Poder-se-ia dizer também que esta peça contém 24 partes de ouro puro. Para se apurar o preço pelo qual seria comprada uma peça de igual peso, mas com 23 quilates e 4 oitavos de ouro puro bastaria efetuar um cálculo a partir do seguinte raciocínio:

  1. Se 2.400 réis é o preço da peça com grau máximo de pureza (24 quilates), cada quilate de ouro puro vale 100 réis (2.400 ÷ 24 = 100);
  2. Como cada quilate é formado por 32 oitavos de grão, cada oitavo de grão vale 3,125 réis (100 ÷ 32 = 3,125); logo,
  3. Uma peça de 23 quilates e 4 oitavos valeria 2.312,50 réis (23 x 100 + 4 x 3,125 = 2.312,50).

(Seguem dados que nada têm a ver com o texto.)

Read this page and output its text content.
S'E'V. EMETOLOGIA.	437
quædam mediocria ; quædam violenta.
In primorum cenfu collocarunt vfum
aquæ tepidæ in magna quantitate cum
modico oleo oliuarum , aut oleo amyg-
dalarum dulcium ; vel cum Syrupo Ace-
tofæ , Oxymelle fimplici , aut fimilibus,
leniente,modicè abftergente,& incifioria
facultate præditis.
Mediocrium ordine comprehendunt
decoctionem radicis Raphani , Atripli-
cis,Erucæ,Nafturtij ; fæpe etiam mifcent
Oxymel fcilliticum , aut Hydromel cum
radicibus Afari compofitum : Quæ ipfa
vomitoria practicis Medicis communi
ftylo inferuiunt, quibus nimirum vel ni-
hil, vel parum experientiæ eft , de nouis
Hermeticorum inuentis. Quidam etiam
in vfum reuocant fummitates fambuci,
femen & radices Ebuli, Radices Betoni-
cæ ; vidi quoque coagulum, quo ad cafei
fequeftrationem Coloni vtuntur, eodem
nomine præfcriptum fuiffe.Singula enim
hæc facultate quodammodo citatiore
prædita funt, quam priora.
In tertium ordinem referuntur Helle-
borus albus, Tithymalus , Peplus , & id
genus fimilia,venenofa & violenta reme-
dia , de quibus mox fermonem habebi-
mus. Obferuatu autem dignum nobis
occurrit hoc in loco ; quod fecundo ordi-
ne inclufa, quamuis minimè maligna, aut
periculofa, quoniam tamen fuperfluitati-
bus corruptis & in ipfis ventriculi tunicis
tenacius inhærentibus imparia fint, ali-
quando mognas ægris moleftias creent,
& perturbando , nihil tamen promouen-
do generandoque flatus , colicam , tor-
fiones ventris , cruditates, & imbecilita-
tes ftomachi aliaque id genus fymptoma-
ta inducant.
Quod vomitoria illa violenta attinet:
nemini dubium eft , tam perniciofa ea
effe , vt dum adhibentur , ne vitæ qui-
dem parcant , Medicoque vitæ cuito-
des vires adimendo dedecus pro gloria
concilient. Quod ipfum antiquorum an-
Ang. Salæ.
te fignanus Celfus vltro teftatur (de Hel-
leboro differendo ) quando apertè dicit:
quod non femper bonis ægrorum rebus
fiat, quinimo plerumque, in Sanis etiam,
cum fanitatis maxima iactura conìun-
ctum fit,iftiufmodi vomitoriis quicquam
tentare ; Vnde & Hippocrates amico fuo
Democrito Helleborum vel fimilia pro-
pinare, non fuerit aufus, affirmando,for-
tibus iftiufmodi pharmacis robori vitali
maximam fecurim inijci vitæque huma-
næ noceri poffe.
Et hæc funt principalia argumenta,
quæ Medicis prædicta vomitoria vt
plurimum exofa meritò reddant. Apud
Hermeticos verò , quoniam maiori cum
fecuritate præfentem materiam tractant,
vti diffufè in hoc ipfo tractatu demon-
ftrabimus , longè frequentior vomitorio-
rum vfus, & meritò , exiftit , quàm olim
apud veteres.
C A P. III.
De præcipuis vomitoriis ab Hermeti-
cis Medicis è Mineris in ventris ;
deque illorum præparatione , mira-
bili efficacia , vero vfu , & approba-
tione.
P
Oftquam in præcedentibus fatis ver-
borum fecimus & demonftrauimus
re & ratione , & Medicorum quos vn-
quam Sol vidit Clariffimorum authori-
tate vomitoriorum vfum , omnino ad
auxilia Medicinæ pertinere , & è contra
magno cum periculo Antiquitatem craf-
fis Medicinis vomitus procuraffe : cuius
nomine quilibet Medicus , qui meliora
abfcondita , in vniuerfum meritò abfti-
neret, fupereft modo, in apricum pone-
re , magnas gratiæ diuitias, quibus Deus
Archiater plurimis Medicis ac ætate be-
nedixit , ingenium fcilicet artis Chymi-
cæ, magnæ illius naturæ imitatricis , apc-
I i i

O padrão monetário português vigente ao longo dos anos setecentos teve origem na Lei de 4 de agosto de 1688, que determinou que a Casa da Moeda recebesse cada marco de ouro de 22 quilates (isto é, com 91,66% de ouro puro, ou, expresso em milésimos, da lei de 0,9166) por 96$000 réis (um marco equivale a 229,504 gramas e a 4.608 grãos). Assim, cada grão de ouro valia 20,8333 réis (96$000 ÷ 4.608 = 20,8333 réis). 
Após a moedagem, o mesmo marco de ouro era emitido por 102$400. Isto porque, ao valor do marco de ouro de 22 quilates, eram acrescidos os custos de braçagem – os custos propriamente de produção – e a senhoriagem – o direito pago ao rei pela moedagem – da ordem de 6,66%.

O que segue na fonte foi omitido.